Lee Pomeroy, an executive recruiter with Egon Zhender International, said analysts at money management firms are now treated as professionals, rather than mere support personnel, and compensation has moved more in line with Wall Street's.

"The competition for talent has tipped the scales toward the middle so that it's not so lopsided," Mr. Pomeroy added. Sell-side analysts have historically made three times as much as buy-side analysts, Mr. Pomeroy said. Now, he estimates, sell-side analysts only get 1.5 times as much.

The compensation structure also has been different; though a Wall Street bonus may be up to four times as much as the base salary for a sell-side analyst, a buy-side analyst's bonus may be less than or equal to base salary.

Analysts from both camps stress that much of the personnel movement has to do with lifestyle change. Sell-side analysts said that they spent as much as one-third of their time travelling.

Mr. Lupatkin added that buy-side analysts are now more involved more frequently and much earlier in the investment banking process than before, often building the relationship with the company.

Some also say that marketing pressures from the bankers caused them to leave for the buy side.

Analyst George Salem moved to smaller sell-side firm Gerard Klauer Mattison from Prudential Securities, saying marketing pressure had become a "pet peeve."

"It's not research when you're just a parrot for the investment banking fees," he said. "The analyst is the most essential part of the investment banking function and if the analyst refuses to play the game the business doesn't get done.

"You don't say 'sell,' you are reluctant to put a 'hold' rating, and never say anything negative about the firm," he said.

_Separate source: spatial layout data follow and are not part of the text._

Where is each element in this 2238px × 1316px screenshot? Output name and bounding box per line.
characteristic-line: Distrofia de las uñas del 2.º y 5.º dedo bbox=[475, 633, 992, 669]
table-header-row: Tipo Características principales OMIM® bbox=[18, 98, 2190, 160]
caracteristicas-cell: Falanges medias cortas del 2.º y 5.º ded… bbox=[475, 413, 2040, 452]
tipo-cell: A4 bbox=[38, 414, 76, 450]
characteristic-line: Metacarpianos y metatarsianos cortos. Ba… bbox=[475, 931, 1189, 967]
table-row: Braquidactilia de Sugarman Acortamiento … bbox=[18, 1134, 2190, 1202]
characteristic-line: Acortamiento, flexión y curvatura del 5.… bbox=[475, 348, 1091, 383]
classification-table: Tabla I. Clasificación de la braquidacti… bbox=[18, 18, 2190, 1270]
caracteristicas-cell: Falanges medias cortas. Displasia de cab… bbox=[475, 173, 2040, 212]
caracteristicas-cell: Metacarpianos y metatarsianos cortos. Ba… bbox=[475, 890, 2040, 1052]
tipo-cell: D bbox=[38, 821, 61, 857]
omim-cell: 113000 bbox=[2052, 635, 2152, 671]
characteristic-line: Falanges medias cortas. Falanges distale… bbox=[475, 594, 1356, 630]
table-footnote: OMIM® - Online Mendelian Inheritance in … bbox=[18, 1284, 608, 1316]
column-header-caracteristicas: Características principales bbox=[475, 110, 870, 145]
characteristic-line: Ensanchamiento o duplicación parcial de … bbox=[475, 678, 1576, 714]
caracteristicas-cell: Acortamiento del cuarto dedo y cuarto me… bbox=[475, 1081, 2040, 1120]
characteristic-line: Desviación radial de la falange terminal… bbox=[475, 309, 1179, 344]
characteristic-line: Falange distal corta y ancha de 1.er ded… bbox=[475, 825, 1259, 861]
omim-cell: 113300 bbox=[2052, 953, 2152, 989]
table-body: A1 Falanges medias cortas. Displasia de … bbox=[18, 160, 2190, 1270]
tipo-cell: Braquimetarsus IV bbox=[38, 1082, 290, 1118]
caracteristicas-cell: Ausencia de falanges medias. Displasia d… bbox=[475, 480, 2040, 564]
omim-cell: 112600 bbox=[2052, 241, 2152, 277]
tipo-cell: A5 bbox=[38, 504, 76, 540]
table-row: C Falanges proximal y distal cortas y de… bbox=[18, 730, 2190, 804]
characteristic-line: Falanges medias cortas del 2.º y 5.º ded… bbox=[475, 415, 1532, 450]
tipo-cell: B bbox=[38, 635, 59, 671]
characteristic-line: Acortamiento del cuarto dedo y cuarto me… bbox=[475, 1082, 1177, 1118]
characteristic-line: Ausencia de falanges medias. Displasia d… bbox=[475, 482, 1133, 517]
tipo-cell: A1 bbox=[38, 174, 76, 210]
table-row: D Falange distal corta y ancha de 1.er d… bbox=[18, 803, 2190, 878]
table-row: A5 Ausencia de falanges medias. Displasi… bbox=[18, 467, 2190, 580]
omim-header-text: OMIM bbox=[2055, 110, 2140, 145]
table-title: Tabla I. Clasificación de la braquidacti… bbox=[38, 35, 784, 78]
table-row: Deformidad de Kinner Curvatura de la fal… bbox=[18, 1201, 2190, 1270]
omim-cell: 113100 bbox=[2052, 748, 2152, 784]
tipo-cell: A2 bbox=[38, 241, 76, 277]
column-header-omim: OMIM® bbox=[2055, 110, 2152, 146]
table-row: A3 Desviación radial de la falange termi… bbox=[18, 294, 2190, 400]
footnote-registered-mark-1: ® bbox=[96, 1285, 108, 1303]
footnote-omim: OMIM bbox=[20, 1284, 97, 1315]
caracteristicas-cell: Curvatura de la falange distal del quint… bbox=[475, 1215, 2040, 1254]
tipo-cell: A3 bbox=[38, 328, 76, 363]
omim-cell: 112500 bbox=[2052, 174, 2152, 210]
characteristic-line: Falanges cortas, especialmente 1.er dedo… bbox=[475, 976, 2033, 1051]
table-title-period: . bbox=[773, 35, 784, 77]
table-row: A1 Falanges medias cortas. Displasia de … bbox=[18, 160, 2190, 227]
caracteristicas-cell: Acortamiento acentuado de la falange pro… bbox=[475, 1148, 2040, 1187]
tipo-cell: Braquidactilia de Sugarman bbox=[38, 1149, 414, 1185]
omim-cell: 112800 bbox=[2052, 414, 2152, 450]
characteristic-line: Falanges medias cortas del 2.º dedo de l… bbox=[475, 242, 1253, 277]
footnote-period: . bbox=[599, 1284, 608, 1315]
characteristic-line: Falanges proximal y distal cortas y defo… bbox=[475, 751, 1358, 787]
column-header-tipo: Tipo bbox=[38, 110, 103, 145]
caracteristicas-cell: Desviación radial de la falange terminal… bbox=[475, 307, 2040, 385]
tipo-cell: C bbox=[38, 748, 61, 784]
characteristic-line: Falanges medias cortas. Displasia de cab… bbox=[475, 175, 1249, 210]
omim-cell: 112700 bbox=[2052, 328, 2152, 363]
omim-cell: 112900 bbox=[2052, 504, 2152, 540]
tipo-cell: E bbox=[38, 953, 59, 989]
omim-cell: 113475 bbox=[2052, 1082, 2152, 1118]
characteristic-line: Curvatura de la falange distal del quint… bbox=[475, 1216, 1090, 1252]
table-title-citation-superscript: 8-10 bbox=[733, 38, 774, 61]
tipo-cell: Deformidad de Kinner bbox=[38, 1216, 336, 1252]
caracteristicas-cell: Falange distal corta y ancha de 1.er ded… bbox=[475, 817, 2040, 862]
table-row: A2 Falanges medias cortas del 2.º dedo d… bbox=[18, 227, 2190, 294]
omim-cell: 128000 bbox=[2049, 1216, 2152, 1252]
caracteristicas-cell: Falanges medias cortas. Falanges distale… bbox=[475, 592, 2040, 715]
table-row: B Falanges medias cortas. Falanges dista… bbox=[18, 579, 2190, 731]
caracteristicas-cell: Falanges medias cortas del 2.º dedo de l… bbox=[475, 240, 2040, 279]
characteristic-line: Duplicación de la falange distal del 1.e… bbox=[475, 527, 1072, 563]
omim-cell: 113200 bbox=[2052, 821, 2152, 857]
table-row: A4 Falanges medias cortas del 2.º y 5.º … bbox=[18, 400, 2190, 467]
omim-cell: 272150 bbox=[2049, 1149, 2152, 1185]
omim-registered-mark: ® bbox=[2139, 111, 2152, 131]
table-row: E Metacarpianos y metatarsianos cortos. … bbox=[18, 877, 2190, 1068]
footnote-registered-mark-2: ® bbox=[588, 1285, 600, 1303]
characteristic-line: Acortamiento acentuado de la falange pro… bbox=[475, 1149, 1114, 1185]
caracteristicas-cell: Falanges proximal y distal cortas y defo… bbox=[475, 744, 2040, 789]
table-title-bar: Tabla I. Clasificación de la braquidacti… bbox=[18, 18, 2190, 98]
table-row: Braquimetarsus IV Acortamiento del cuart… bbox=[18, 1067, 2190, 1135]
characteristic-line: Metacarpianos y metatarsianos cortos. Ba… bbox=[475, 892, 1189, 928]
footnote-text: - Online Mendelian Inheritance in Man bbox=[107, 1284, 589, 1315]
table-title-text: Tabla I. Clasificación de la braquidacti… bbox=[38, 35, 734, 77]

Another analyst echoed Mr. Salem's comments, saying she left the sell side because, on the buy side, "you have no M&A people on your back, and you can make your own decision with less pressure."

Frank Barkocy of Josephthal Lyons & Ross, who has researched banks for 30 years, said that the analyst's role at a sell-side firm has changed dramatically during his tenure.

"The job has gone from one of pure analysis to one where analysts are heavily involved with the marketing and working closely with corporate finance," Mr. Barkocy said.

To be sure, many who have moved denied any difficulties asserting an independent investment opinion.

Stephen Einhorn, director of research at Goldman Sachs & Co., said that analysts have complete integrity with respect to the research they do, and that if it's done properly, will have full support from the investment bank.

"Though conflicts arise where companies are upset by a rating, the conflicts are not all that frequent, and they understand that the analysts' independent judgement will be better for the company in the long run," Mr. Einhorn said.

But executive recruiter Debra Brown of Russell Reynolds said some analysts move because they want to enter a "purer" research environment.

And Maureen McNichols, associate professor of finance at Stanford Business School, found, in a survey of 2,400 equity offerings between 1989 and 1994, that 77% of the time, forecasts by affiliated analysts were more optimistic than those for analysts unaffiliated with investment banks.